Греховная невинность (Лонг) - страница 103

– Вам придется снять сюртук, – тихо приказала Ева.

Пастор замер в нерешительности. Не сводя с нее глаз, он медленно снял плащ и, набросив его на спинку стула, стянул сюртук.

Ева замерла, скованная странным смущением. Она стояла на уютной теплой кухне, наблюдая, как раздевается пастор. В этой сцене было что-то глубоко личное, интимное. На мгновение Ева почувствовала себя совсем еще юной девушкой.

Быстро отвернувшись, она подошла к полке и принялась перебирать склянки с наклейками, пока не нашла одну с надписью «Зверобой».

Потом поставила на стол лохань и наполнила ее водой.

Пастор молча опустился на крепкий деревянный стул, придвинутый к старому дубовому столу.

– Давайте-ка поднимем вам рукав повыше.

Ева села напротив него, взяв в руки лохань.

Адам принялся закатывать рукав, обнажая руку. Ева следила за ним, затаив дыхание, словно наблюдала за торжественным открытием памятника. Почему при мысли о том, чтобы прикоснуться к коже Адама, ее вдруг охватило жаркое волнение? Его оголенная рука казалась до странности уязвимой. Медленные, осторожные движения, которыми он засучивал рукав, придавали этому действию значительность, будто на глазах у Евы совершался некий загадочный ритуал. Она невольно залюбовалась светлой кожей пастора, тронутой золотистым загаром. Широкие сильные запястья, длинные изящные пальцы, загрубелые ладони человека, не чурающегося никакой работы, голубые вены, в которых бурлила упрямая горячая кровь, – все в нем завораживало взгляд. Должно быть, Господь недосмотрел или решил пошутить, наградив священника столь соблазнительной внешностью.
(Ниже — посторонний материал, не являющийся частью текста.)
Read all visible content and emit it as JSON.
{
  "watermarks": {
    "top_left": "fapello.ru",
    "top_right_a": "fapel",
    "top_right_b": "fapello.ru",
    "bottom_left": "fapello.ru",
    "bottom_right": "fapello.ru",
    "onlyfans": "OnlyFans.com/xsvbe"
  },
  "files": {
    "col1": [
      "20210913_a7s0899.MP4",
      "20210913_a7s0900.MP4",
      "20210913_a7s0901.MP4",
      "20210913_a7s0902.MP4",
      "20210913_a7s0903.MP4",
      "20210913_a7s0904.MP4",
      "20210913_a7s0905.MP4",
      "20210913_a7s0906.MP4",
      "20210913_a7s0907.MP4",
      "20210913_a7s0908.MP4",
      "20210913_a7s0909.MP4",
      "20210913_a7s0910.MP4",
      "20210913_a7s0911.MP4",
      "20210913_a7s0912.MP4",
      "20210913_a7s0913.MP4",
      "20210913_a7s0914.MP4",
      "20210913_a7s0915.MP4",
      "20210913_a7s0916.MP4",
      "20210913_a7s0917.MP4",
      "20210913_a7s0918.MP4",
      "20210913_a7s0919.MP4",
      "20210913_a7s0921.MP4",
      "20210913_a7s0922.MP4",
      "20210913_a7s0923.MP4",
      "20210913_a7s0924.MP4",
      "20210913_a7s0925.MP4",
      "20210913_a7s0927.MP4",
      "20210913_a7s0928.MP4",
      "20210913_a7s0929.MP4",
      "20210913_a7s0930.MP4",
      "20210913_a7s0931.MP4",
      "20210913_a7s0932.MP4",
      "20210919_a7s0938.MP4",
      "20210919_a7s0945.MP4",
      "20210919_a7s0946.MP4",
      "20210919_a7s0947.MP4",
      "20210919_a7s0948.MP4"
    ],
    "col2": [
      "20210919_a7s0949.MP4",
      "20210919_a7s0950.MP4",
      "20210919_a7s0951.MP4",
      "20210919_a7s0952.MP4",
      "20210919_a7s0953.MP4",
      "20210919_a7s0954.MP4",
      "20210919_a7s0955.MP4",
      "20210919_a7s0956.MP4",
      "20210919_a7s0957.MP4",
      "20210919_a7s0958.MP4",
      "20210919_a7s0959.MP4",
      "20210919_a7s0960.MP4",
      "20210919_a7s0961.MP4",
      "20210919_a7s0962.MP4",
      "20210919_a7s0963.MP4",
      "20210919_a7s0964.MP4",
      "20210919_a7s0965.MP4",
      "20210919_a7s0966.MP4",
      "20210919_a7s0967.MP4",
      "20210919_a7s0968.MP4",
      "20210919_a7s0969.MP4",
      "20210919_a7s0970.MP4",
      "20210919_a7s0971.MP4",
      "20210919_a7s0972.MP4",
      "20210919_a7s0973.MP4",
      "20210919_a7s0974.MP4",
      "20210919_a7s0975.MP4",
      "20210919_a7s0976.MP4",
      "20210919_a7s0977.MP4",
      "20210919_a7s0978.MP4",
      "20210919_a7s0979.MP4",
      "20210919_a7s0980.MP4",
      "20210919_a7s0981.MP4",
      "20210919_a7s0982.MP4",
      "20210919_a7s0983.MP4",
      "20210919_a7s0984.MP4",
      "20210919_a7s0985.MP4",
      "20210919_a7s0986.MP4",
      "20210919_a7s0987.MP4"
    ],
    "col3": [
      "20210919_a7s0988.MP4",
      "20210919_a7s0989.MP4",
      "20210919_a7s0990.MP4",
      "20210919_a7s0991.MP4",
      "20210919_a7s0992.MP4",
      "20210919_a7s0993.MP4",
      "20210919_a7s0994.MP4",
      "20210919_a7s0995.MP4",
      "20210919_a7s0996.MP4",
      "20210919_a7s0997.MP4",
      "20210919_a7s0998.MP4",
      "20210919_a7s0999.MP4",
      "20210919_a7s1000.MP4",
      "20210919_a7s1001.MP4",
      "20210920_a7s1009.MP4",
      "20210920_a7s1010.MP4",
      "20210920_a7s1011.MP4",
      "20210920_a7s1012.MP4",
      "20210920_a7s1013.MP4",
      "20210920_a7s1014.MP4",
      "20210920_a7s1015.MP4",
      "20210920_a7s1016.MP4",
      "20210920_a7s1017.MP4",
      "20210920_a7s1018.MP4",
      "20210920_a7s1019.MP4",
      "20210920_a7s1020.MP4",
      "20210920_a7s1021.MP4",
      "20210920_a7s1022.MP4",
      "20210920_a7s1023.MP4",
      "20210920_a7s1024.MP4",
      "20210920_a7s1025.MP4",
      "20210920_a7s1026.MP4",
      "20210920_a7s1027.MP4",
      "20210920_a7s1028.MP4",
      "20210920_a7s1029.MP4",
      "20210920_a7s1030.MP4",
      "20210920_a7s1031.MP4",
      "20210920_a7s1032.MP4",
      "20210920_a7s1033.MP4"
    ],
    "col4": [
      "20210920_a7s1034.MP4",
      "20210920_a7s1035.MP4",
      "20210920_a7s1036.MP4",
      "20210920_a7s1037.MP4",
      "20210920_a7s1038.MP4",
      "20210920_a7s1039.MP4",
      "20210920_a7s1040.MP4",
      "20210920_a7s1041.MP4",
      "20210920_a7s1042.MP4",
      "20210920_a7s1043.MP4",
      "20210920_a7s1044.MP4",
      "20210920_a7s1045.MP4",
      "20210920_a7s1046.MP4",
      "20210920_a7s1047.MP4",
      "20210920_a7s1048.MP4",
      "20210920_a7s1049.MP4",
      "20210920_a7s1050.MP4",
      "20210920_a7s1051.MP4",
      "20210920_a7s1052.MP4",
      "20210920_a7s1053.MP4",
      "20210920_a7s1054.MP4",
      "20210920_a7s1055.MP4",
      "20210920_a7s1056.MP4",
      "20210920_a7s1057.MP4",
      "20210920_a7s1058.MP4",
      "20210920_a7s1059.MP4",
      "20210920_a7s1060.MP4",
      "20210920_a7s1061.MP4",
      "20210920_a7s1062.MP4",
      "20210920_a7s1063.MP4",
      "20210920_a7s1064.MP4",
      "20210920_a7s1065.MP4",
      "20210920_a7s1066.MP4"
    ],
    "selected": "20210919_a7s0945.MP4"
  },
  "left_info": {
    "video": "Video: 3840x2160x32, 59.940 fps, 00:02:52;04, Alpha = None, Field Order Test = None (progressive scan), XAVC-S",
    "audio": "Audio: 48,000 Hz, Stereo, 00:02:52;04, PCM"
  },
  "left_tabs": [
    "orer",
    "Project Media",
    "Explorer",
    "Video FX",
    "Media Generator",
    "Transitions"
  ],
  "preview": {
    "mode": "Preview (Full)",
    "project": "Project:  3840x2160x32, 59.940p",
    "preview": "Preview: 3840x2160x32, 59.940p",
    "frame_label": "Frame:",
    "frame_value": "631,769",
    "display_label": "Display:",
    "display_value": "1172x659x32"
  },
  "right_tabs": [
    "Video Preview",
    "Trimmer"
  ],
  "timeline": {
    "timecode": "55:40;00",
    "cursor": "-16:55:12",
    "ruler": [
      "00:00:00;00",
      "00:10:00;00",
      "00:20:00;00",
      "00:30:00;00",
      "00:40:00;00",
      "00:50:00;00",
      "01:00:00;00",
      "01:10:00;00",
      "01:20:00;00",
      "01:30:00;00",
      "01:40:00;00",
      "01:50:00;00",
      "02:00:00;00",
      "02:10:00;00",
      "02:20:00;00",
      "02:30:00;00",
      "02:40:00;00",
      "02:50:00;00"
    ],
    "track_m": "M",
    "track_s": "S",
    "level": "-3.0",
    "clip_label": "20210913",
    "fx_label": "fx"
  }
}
Ева невольно вообразила, как он снимает с себя и остальную одежду, и смущенно откашлялась.

Царапина оказалась довольно глубокой.

– У вас есть платок? Или вы раздаете их прихожанам, как галстуки?

– У меня нет платка, – улыбнувшись, тихо отозвался он.

Жестом фокусника Ева медленно сняла с шеи фишю, прикрывавшее грудь, и погрузила в воду.

Пастор застыл в неподвижности.

Ева наклонилась вперед, чувствуя, что его взгляд прикован к ее корсажу.

– Пожертвовав галстуком, вы подали мне вдохновляющий пример, – она украдкой посмотрела на Адама сквозь полуопущенные ресницы.

Тот не ответил. Оглушенный, бесчувственный ко всему, он не сводил глаз с ее груди.

Ева осторожно промыла царапину от запекшейся крови. Адам терпеливо ждал, покорный, как ребенок.

– Рана не глубокая, – заключила она. – Зашивать не понадобится.

Пастор слишком хорошо владел собой, чтобы потерять голову из-за ее груди, несомненные достоинства которой признавали даже завистники. Ева не сомневалась, что он довольно скоро справится со своими чувствами. Однако на его руке с крепкими, будто железными мышцами под шелковистой кожей отчаянно бился пульс. Могучая воля этого человека была под стать его мускулам. Еву вдруг охватило безрассудное желание защитить его. И острая радость от того, что она может сделать для Адама хотя бы эту малость – промыть его рану.